8.4 Results from ‘The Big Model’
The statistical analysis (see gray box in previous Section for details) quantifies the effect each influencer has on whether or not women in each sample actually do the behavior. We are differentiating between mentions and effects, where mentions are how often a particular influencer was verbally or conceptually associated with a behavior and effects are the probabilities of actually doing each behavior. In some cases the most-mentioned influencers also have the largest effects, but in other cases they do not and decoding this variation helps understand the pathways of decision-making that underlie maternal health behaviors in Bihar.
The results of this modeling effort are in Figure 8.4 for Mothers and Figure 8.5 for ASHAs. In these figures we examine only the biomedical behaviors and the neutral behaviors will be treated in a separate analysis. For each behavior the probability is of doing the biomedical recommendation. This means that the figure reports the probability that participants do: register for ANC in first three months, have a hospital delivery, initiate breast feeding within the first hour (TIBF), and feed colostrum and the probability that participants do not: conceal the pregnancy, fast while pregnant, work while pregnant, apply substances to the cordstump, avoid eating cereal after delivery, or give the newborn a bath within 24 hours of birth.
In the Mother data we see separation on the x-axis of biomedical experts on the left and normative or non-medical sources of influence on the right. In some cases the gradient across influencers is really striking. For instance, if the ASHA or government doctor is the primary source of influence then the probability of feeding colostrum is over 90%, but is under 40% for influence from an RMP. Dais have a positive effect on feeding colostrum and TIBF but negative effects on many other behaviors.
8.4.1 Biomedical Behaviors
For the ASHAs we see some striking differences in the influencer to behavior landscape. Some of this could be due to recall bias (as the births were less recent) and some could be due to desirability bias (as the ASHAs will generally know what the ‘correct’ response is for each question). Training is always strongly associated with the direction of biomedically recommended behaviors. Among ASHAs family and friends/relatives/neighbors are further to the right of the figure indicating that these groups are more strongly associated with not following biomedical advice among ASHAs than Mothers.
8.4.2 Neutral Behaviors
Several of the behaviors are considered neutral from a biomedical perspective. These were modeled separately because there is a slightly different meaning to the ‘yes’ and ‘no’ responses for questions that do not have a specifically mandated health-enhancing response. Also, because the models include interactions, we didn’t want to add the complexity of interpreting how an influencer affected a health behavior, controlling for their interactions with neutral behaviors, or vice versa.

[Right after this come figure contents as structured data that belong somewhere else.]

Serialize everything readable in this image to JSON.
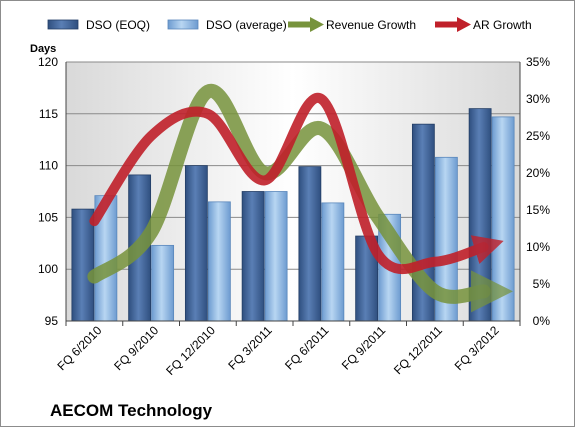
{
  "chart_data": {
    "type": "bar",
    "title": "",
    "company": "AECOM Technology",
    "ylabel": "Days",
    "xlabel": "",
    "categories": [
      "FQ 6/2010",
      "FQ 9/2010",
      "FQ 12/2010",
      "FQ 3/2011",
      "FQ 6/2011",
      "FQ 9/2011",
      "FQ 12/2011",
      "FQ 3/2012"
    ],
    "ylim": [
      95,
      120
    ],
    "y_ticks": [
      95,
      100,
      105,
      110,
      115,
      120
    ],
    "y2lim": [
      0,
      35
    ],
    "y2_ticks": [
      "0%",
      "5%",
      "10%",
      "15%",
      "20%",
      "25%",
      "30%",
      "35%"
    ],
    "grid": true,
    "legend_position": "top",
    "series": [
      {
        "name": "DSO (EOQ)",
        "type": "bar",
        "axis": "left",
        "color": "#4f6f9e",
        "values": [
          105.8,
          109.1,
          110.0,
          107.5,
          109.9,
          103.2,
          114.0,
          115.5
        ]
      },
      {
        "name": "DSO (average)",
        "type": "bar",
        "axis": "left",
        "color": "#9dc3e6",
        "values": [
          107.1,
          102.3,
          106.5,
          107.5,
          106.4,
          105.3,
          110.8,
          114.7
        ]
      },
      {
        "name": "Revenue Growth",
        "type": "line",
        "axis": "right",
        "color": "#77933c",
        "values": [
          6,
          12,
          31,
          20,
          26,
          14,
          4,
          4
        ]
      },
      {
        "name": "AR Growth",
        "type": "line",
        "axis": "right",
        "color": "#c0202a",
        "values": [
          13.5,
          25,
          28,
          19,
          30,
          9,
          8,
          10
        ]
      }
    ]
  }
}
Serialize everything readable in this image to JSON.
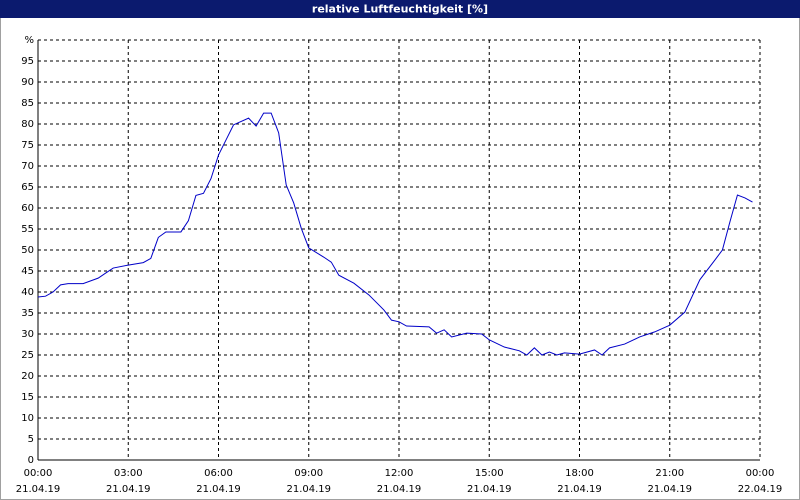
{
  "chart_data": {
    "type": "line",
    "title": "relative Luftfeuchtigkeit [%]",
    "series": [
      {
        "color": "#0000c8",
        "x": [
          0,
          0.25,
          0.5,
          0.75,
          1,
          1.5,
          2,
          2.25,
          2.5,
          3,
          3.5,
          3.75,
          4,
          4.25,
          4.75,
          5,
          5.25,
          5.5,
          5.75,
          6,
          6.25,
          6.5,
          7,
          7.25,
          7.5,
          7.75,
          8,
          8.25,
          8.5,
          8.75,
          9,
          9.5,
          9.75,
          10,
          10.5,
          11,
          11.5,
          11.75,
          12,
          12.25,
          13,
          13.25,
          13.5,
          13.75,
          14.25,
          14.75,
          15,
          15.5,
          16,
          16.25,
          16.5,
          16.75,
          17,
          17.25,
          17.5,
          18,
          18.5,
          18.75,
          19,
          19.5,
          20,
          20.5,
          21,
          21.5,
          22,
          22.5,
          22.75,
          23,
          23.25,
          23.5,
          23.75
        ],
        "values": [
          38.8,
          39,
          40,
          41.7,
          42,
          42,
          43.3,
          44.5,
          45.7,
          46.4,
          47,
          48,
          53,
          54.3,
          54.3,
          57,
          63,
          63.5,
          67,
          72.6,
          76.2,
          79.8,
          81.4,
          79.5,
          82.6,
          82.6,
          77.9,
          65.5,
          61.2,
          55.2,
          50.5,
          48.3,
          47.1,
          44,
          42.1,
          39.3,
          35.7,
          33.3,
          32.9,
          31.9,
          31.7,
          30.2,
          31,
          29.3,
          30.2,
          30,
          28.6,
          26.9,
          26,
          25,
          26.7,
          25,
          25.7,
          25,
          25.5,
          25.2,
          26.2,
          25,
          26.7,
          27.6,
          29.3,
          30.5,
          32.1,
          35.2,
          42.9,
          47.6,
          50,
          56.7,
          63.1,
          62.4,
          61.4
        ]
      }
    ],
    "xlim": [
      0,
      24
    ],
    "xticks": [
      {
        "value": 0,
        "label": "00:00"
      },
      {
        "value": 3,
        "label": "03:00"
      },
      {
        "value": 6,
        "label": "06:00"
      },
      {
        "value": 9,
        "label": "09:00"
      },
      {
        "value": 12,
        "label": "12:00"
      },
      {
        "value": 15,
        "label": "15:00"
      },
      {
        "value": 18,
        "label": "18:00"
      },
      {
        "value": 21,
        "label": "21:00"
      },
      {
        "value": 24,
        "label": "00:00"
      }
    ],
    "xtick_dates": [
      "21.04.19",
      "21.04.19",
      "21.04.19",
      "21.04.19",
      "21.04.19",
      "21.04.19",
      "21.04.19",
      "21.04.19",
      "22.04.19"
    ],
    "ylim": [
      0,
      100
    ],
    "yticks": [
      0,
      5,
      10,
      15,
      20,
      25,
      30,
      35,
      40,
      45,
      50,
      55,
      60,
      65,
      70,
      75,
      80,
      85,
      90,
      95,
      {
        "value": 100,
        "label": "%"
      }
    ],
    "grid": true
  }
}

Otherwise, we mirror the process of presentation done for the biomedical behaviors.
In the ASHA data we see the strong and consistent presence of the Dai. Also, all the medically oriented or external sources of influence are to the right of no one.
8.4.3 Neutral Behaviors and being in between
In Figure 8.6), we see that for Mothers the ASHA is often next to no_one in terms of influence. Moreover, her positioning is to the right of influencers related to community norms, family, and ‘inside the household’ and to the left of biomedical and external influencers. This central position is again indicative of the ASHA’s betweenness.
By contrast, the Dai has a strong positive influence on the probability that women ‘do’ all of the neutral behaviors.